In one trial, taliglucerase significantly reduced spleen volume and increased serum hemoglobin.2 In a trial in patients receiving chronic imiglucerase therapy, summarized in the package insert, clinical parameters remained stable following a switch to an equal dose of taliglucerase.

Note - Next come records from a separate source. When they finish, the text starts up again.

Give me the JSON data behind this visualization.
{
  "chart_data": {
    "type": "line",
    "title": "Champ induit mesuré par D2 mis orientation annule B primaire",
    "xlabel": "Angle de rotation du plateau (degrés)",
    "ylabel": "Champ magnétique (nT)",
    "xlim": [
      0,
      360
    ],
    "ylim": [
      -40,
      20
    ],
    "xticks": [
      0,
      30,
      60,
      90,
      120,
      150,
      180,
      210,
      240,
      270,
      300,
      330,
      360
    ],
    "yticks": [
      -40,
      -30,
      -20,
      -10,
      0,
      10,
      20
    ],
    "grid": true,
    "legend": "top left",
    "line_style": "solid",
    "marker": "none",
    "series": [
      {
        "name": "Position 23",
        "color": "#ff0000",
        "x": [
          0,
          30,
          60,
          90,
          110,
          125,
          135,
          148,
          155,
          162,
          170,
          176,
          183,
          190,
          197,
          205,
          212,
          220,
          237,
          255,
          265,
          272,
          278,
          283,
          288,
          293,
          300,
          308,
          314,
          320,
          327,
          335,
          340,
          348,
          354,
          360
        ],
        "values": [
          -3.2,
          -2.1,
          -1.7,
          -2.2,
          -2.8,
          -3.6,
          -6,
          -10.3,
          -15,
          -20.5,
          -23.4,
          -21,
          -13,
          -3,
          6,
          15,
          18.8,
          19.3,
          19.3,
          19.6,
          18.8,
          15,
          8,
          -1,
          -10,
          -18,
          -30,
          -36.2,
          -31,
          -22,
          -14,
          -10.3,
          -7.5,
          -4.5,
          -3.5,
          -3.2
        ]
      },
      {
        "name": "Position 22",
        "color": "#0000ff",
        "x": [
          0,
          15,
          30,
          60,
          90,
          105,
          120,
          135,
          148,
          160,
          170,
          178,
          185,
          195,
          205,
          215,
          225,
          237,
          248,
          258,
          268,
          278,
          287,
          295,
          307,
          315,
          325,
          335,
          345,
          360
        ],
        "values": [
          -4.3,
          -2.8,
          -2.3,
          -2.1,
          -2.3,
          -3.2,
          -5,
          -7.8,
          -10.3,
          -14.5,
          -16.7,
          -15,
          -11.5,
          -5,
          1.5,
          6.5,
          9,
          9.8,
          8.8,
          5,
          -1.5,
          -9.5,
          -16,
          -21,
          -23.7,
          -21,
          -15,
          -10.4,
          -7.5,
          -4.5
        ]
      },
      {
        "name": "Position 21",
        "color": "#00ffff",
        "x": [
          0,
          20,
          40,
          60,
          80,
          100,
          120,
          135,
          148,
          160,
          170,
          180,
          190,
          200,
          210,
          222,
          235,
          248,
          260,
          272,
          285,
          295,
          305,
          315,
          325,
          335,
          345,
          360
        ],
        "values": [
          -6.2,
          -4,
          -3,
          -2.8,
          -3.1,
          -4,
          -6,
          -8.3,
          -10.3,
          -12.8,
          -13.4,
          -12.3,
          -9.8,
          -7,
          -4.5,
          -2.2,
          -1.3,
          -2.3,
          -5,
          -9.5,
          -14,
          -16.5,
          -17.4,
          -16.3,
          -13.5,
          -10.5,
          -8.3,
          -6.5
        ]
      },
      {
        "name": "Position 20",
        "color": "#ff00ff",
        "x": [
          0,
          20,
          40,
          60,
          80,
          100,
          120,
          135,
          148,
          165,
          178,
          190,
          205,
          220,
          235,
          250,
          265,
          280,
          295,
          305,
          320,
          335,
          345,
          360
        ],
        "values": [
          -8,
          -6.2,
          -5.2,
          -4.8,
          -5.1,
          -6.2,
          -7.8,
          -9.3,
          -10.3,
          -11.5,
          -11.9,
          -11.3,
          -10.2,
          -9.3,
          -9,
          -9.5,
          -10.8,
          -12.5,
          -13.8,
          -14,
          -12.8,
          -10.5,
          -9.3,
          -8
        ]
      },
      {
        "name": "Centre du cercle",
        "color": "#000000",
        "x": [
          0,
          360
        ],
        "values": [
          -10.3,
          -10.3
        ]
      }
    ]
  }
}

All 3 of these enzymes are usually given as an IV infusion over 1-2 hours every 2 weeks. Infusion reactions are common. Anaphylaxis and development of IgG anti-drug antibodies have been reported. For 1 year's treatment of a 70-kg patient at 60 units/kg every 2 weeks, taliglucerase will cost $324,870, imiglucerase $432,978 and velaglucerase $368,550.3

1. TM Cox. Gaucher disease: clinical profile and therapeutic developments. Biologics 2010; 4:299.

2. A Zimran et al. Pivotal trial with plant cell-expressed recombinant glucocerebrosidase, taliglucerase alfa, a novel enzyme replacement therapy for Gaucher disease. Blood 2011; 118:5767.